При использовании вирозола в культуральной
среде процент безвирусных ме-ристемных
растений увеличивался до 80 % по сравнению
с 40 % на контроле. Положительные результаты
получены для сливы, черешни, малины, некоторых
цветочных и других растений.
Клональное микроразмножение
декоративных, плодово-ягодных и хвойных
растений.
Цветочные, плодово-ягодные
культуры. Необходимость использования
здорового посадочного материала в промышленном
садоводстве, цветоводстве и лесном хозяйстве
не вызывает сомнений. В настоящее время
существует несколько методов получения
оздоровленных растений: тестирование
большого количества исходного растительного
материала; размножение в условиях in vitro
с последующим их тестированием; термотерапия
или хемиотерапия, тестирование, размножение
in vitro и снова тестирование.
Выбор метода зависит от вида
вирусной инфекции, а также от генотипических
особенностей исследуемых объектов. Трудоемкость
проведения таких работ обусловила разработку
индивидуальных методов размножения растений
в условиях in vitro для каждого конкретного
растения, относящегося к разным таксономическим
группам. Основным методом, применяемым
для сохранения и размножения ценных экземпляров,
остается метод, основанный на снятии
апикального доминирования. Из плодовых
и ягодных культур подобным образом в
промышленных масштабах размножают землянику,
ежевику, малину, яблоню, сливу, вишню,
подвои и скелетообразователи груши, а
также некоторые декоративные культуры,
такие, как сирень, жимолость, кизильник,
роза, хризантема и др. Данный метод считается
универсальным и имеет хорошую воспроизводимость
результатов в пределах вида и рода растений;
минимальную степень риска в отношении
получения генетически неоднородного
посадочного материала (Н.Е. Павловская
и др., 1998).
Второй распространенный метод
клонального микроразмножения для практических
целей цветочно-декоративных
культур и некоторых плодовых — развитие
адвентивных почек/побегов. Как правило,
в качестве первичного экспланта используют
чешуи или сегменты базальной части донца
луковиц, сегменты листовой пластинки
и междоузлий побегов. Таким методом размножают,
главным образом, луковичные цветочные
культуры (гиацинты, лилии, гладиолусы,
тюльпаны, нарцисы и др.).
В настоящее время в коммерческих
целях метод клонального микроразмножения
применяется для растений семейства Орхидных,
для которых размножаемые растения являются
сложными гибридами. Некоторые из них
сочетают геномы трех-четырех разных родов.
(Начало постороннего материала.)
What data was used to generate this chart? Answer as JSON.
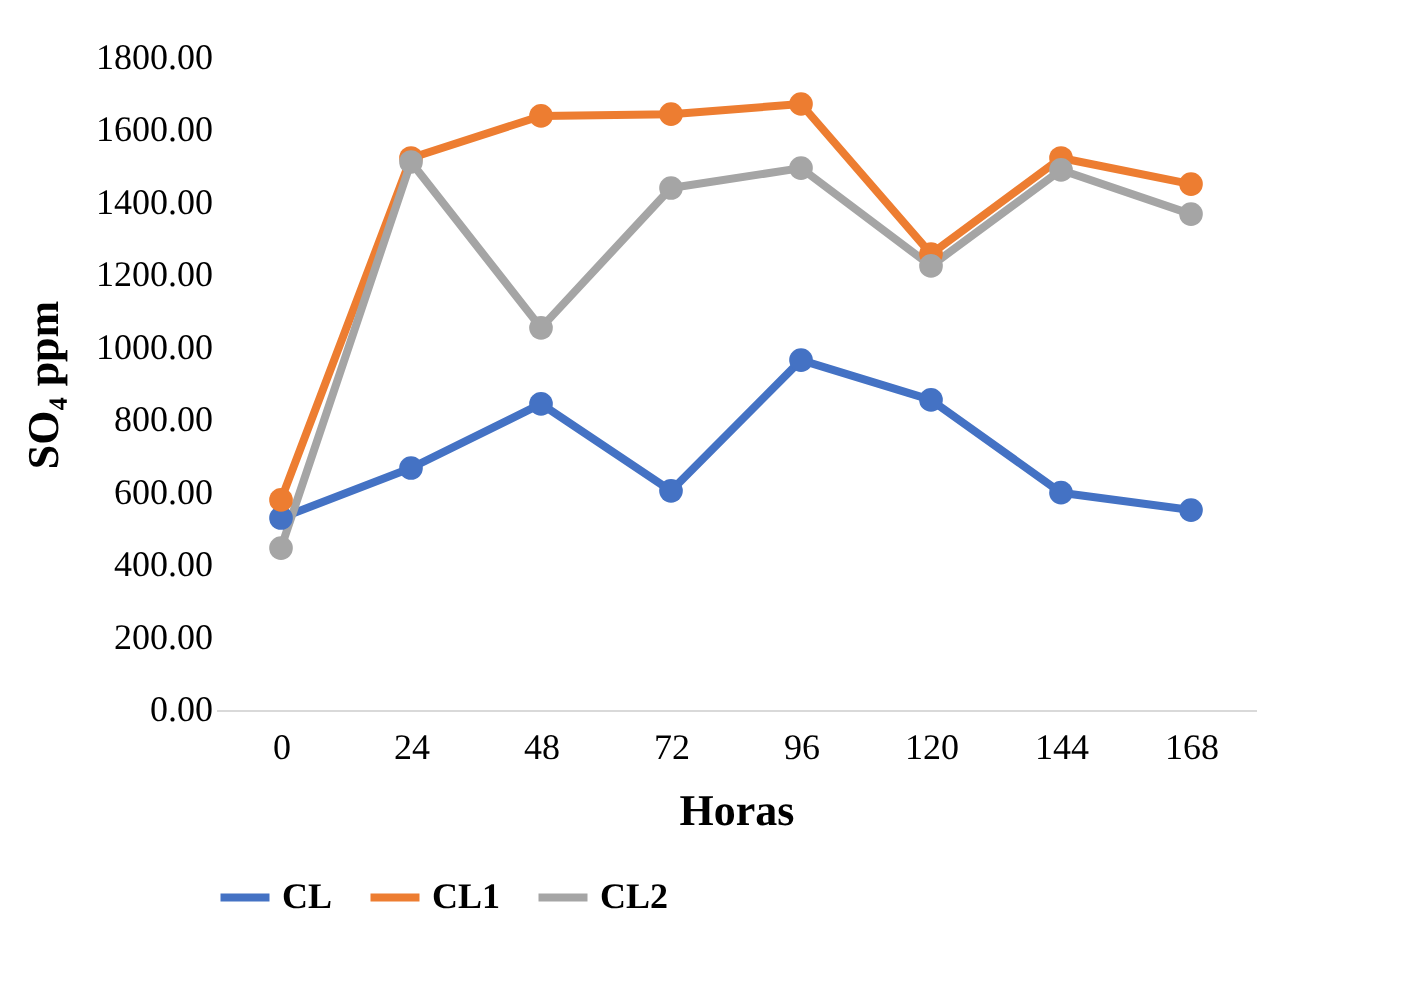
{
  "chart_data": {
    "type": "line",
    "xlabel": "Horas",
    "ylabel": "SO₄ ppm",
    "categories": [
      "0",
      "24",
      "48",
      "72",
      "96",
      "120",
      "144",
      "168"
    ],
    "series": [
      {
        "name": "CL",
        "color": "#4472c4",
        "values": [
          530,
          668,
          845,
          605,
          966,
          856,
          600,
          552
        ]
      },
      {
        "name": "CL1",
        "color": "#ed7d31",
        "values": [
          580,
          1524,
          1640,
          1645,
          1673,
          1259,
          1524,
          1452
        ]
      },
      {
        "name": "CL2",
        "color": "#a5a5a5",
        "values": [
          447,
          1513,
          1055,
          1441,
          1496,
          1226,
          1491,
          1369
        ]
      }
    ],
    "ylim": [
      0,
      1800
    ],
    "yticks": [
      {
        "value": 0,
        "label": "0.00"
      },
      {
        "value": 200,
        "label": "200.00"
      },
      {
        "value": 400,
        "label": "400.00"
      },
      {
        "value": 600,
        "label": "600.00"
      },
      {
        "value": 800,
        "label": "800.00"
      },
      {
        "value": 1000,
        "label": "1000.00"
      },
      {
        "value": 1200,
        "label": "1200.00"
      },
      {
        "value": 1400,
        "label": "1400.00"
      },
      {
        "value": 1600,
        "label": "1600.00"
      },
      {
        "value": 1800,
        "label": "1800.00"
      }
    ],
    "grid": false,
    "legend": "bottom",
    "marker": "circle",
    "line_style": "solid"
  }
}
В обычных условиях осуществить вегетативное
размножение этих растений сложно, а в
случае завязываемости семян и их прорастания,
растение достигает фазы цветения лишь
через 3—5 лет.
В последние годы резко возрос
спрос на многие цветочные и декоративные
культуры. Вместе с тем некоторые ценные
виды находятся на грани исчезновения
и занесены в Красную книгу. Сокращение
и размножение редких, исчезающих и декоративных
видов растений возможно при помощи методов
клеточной инженерии, и в частности клонального
микроразмножения. На кафедре сельскохозяйственной
биотехнологии РГАУ—МСХА им. К.А. Тимирязева
разработаны технологии быстрого размножения
цветочных и декоративных растений в условиях
in vitro. Создан банк редких, декоративных,
цветочных и исчезающих видов растений,
разработаны лабораторные технологии
размножения декоративно-лиственных и
красиво-цветущих бегоний (16 сортов), хризантем
(10 сортов), гиацинтов (8 сортов), фиалок
(12 сортов), эписций (6 сортов), лилий (20 сортов),
гладиолусов, фритил-лярий и других растений.
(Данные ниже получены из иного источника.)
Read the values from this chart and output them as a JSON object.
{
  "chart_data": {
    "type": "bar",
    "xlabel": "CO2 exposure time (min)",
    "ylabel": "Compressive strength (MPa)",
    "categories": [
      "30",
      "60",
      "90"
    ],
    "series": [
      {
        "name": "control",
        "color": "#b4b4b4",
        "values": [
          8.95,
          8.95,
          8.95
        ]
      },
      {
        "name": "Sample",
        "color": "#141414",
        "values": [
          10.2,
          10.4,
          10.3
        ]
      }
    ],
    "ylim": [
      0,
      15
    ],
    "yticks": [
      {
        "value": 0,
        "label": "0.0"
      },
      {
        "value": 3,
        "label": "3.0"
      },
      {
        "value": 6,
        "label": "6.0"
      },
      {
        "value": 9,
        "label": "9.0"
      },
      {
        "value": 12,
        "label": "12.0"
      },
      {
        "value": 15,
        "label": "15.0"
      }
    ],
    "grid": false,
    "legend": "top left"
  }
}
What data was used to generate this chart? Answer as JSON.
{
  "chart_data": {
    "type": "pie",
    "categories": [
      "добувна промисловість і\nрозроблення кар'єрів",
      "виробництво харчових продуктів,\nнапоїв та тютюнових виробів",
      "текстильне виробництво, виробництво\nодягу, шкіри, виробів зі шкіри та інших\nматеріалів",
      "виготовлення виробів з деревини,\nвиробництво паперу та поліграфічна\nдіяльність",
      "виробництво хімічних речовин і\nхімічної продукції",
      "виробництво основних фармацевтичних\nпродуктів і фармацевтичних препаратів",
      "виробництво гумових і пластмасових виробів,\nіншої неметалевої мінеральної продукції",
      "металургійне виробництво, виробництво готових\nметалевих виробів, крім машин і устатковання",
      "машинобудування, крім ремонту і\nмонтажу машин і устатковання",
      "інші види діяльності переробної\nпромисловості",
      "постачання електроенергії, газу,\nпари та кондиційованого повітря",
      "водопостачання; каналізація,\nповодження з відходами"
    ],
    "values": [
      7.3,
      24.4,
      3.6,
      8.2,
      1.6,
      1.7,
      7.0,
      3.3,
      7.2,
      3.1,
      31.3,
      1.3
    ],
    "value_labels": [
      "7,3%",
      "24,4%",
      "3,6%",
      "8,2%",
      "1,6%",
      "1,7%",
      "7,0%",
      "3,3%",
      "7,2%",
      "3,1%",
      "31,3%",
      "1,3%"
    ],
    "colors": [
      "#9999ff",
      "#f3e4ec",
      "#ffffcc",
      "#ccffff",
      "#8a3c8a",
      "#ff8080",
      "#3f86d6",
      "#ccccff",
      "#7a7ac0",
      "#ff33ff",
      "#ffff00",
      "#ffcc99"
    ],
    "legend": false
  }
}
Как правило, первичным эксплантом
служат сегменты чешуи (луковичные культуры),
листья (розеточные культуры) и пазушные
почки (для растений с вертикальным ростом).
Разработанные технологии позволяют в
течение 1,5 — 2 месяцев получать на одном
экспланте от 8 шт. (гиацинты) до 70 шт. (бегонии)
адвентивных почек, способных впоследствии
развиваться в нормальные растения. По
предварительным расчетам можно получить
в течение 6 месяцев 1250 микролуковиц фритиллярии
(рябчик императорский) из 15 сегментов
луковицы. В течение года из одной луковицы
можно вырастить до 8 тысяч лилий. Эти технологии
основываются на микрочеренковании или
на индукции образования дополнительных
почек или луковиц непосредственно на
первичном экспланте.
Коммерческое микроразмножение
растений становится быстрорастущим промышленным
производством. Однако созданию коммерческих
фирм-лабораторий должно предшествовать
прогнозирование рентабельности и социальной
необходимости производства данного вида
продукции. Перед принятием решения по
организации коммерческих лабораторий
должны быть учтены такие факторы, как
стоимость продукции, рыночная цена, емкость
рынка, сезонность поставки, выбор сортов.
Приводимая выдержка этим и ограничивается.